1
Разве нельзя свое личное дело понимать как исполнение воли Божьей: утвердиться в своем таланте и принести дары Богу - разве не сказано об этом в притче о талантах? - Конечно, можно, только на Суде будут разбирать
373
твои дары и назначать цену им, считая твое золото не по весу, а по самой вере твоей.
Надо просить не любви к врагам, а понимания врагов, какие враги свои и какие Божьи, и, поняв, просить силы бороться с врагами Божьими и любить врагов своих личных.
Надо установиться в себе по своему гению и сказать ясно: ты гений, единственный в мире и неповторимый. Утвердив в себе своего личного гения, во-первых, надо это сделать тайной, образующей личность, и, во-вторых, немедленно признать какого-то своего гения в каждом человеке. После того надо искать выражения своего гения, понимая, что и каждый тоже стремится к выражению своего гения.
Женщина пришла от генерала и спросила. - Вы слышали? Ей ответили: - Нет. И она: - Не слыхали? Ну, так я не буду рассказывать. И как же она правильно поступила. Даже и это передают шепотом друг другу, что вот одна женщина была у одного генерала и узнала от него потрясающую новость, и когда после того к ней обратились с вопросом: - Какая это новость? - она ответила словами: - А разве вы не знаете? - Нет. - Ну, так я не скажу. - Что же это может быть, -старались догадаться передающие о визите женщины к генералу. И сами отвечали: - А разве война? И опять сами же: - Да нет, какая теперь война. Разве... Догадка осталась невысказанной и высказать ее невозможно, потому что она бесформенна и чувство это логически не может быть выражено. Это чувство последней надежды на что-нибудь вроде «да минует меня чаша сия».
Ляля читала «Молодую гвардию» и хвалила Фадеева за добрые чувства к молодежи. Мы любим молодежь за их естественную веру в бессмертие. Если только они здоровы и хороши, то они живут как бессмертные. Да, собственно
говоря, и мы, только застрявши в болезнях и неудачах, начинаем обращать внимание на то, что все умирают. И только в самой великой беде нашей рождается в Вифлееме дитя с мыслью о неминуемой смерти.
Да и стоит только взглянуть на массу всяких людей - мужчин, женщин, молодых и старых, бегущих по улицам, чтобы увериться в наличии силы бессмертия, презирающей мысль о том, что все люди смертны. Все смертны, скажет бегущий в очередь за солеными огурцами, а я как-нибудь, может быть, и не попаду в это число. Пусть смертны, а я вот еще поживу и погляжу, как у меня самого это выйдет!

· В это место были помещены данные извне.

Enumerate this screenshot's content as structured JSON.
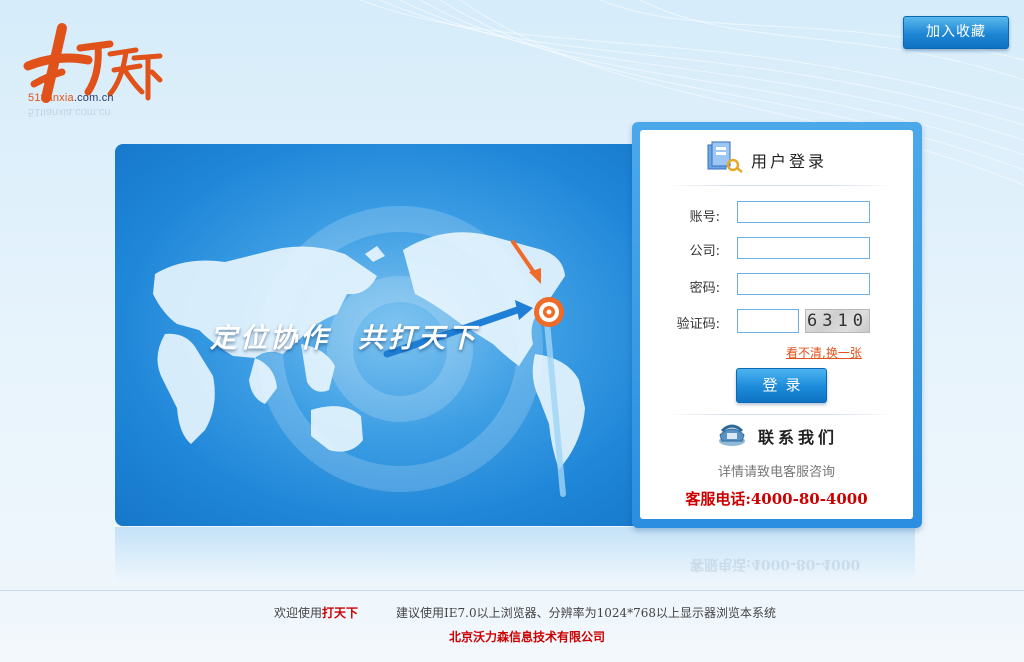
{
  "header": {
    "logo_text_prefix": "51tianxia",
    "logo_text_suffix": ".com.cn",
    "logo_chars": "打天下",
    "bookmark_label": "加入收藏"
  },
  "banner": {
    "slogan_left": "定位协作",
    "slogan_right": "共打天下"
  },
  "login": {
    "title": "用户登录",
    "account_label": "账号:",
    "account_value": "",
    "company_label": "公司:",
    "company_value": "",
    "password_label": "密码:",
    "password_value": "",
    "captcha_label": "验证码:",
    "captcha_value": "",
    "captcha_code": "6310",
    "refresh_link": "看不清,换一张",
    "submit_label": "登录"
  },
  "contact": {
    "title": "联系我们",
    "subtitle": "详情请致电客服咨询",
    "hotline": "客服电话:4000-80-4000",
    "hotline_reflection": "客服电话:4000-80-4000"
  },
  "footer": {
    "welcome_prefix": "欢迎使用",
    "welcome_brand": "打天下",
    "advice": "建议使用IE7.0以上浏览器、分辨率为1024*768以上显示器浏览本系统",
    "company": "北京沃力森信息技术有限公司"
  },
  "colors": {
    "accent_blue": "#1c8ad9",
    "brand_orange": "#e0521a",
    "hotline_red": "#cc0000"
  }
}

Мысль эта жизненная о себе как исключении в отношении смерти у молодых окружена ореолом распространенного «я» за всех таких же молодых, здоровых, хороших. Но дальше это чувство радости жизни переходит в эгоизм самосохранения, в индивидуализм. Хороший человек, старея, принимая в опыте своем неминуемую смерть близких ему людей, «уходит в себя», пытаясь противостоять смерти по-иному, чем в молодости радостью жизни.
А то, что молодость радуется жизни, это надо понимать и приветствовать, как дерзкое и прекрасное начало борьбы человека за свое бессмертие. Этим и должна у меня в «Канале» закончить свой путь бабушка Мария Мироновна (прочитать Фадеева и напитаться этой мыслью, как напитался у меня сам Фадеев моими запевками).
Итак, жизнь развивается по двум путям, исходя из начального чувства радости жизни (бессмертия), - это чувство: все смертны, а Я как-нибудь проскочу.
Первый путь: самосохранение (индивидуализм).
Второй путь: сознание личности всего человека и себя самого как
необходимой рабочей части всего органического целого.
Мой Зуек представляет собою центр чувства молодой радости жизни (бессмертия) среди эгоистов, подлежащих перековке. Мне надо перекинуть мост (канал) от той радости жизни к чувству радости жизни человека, перекованного
375
на строительстве, радости эгоиста, нашедшего свое место в органическом целом всего человека.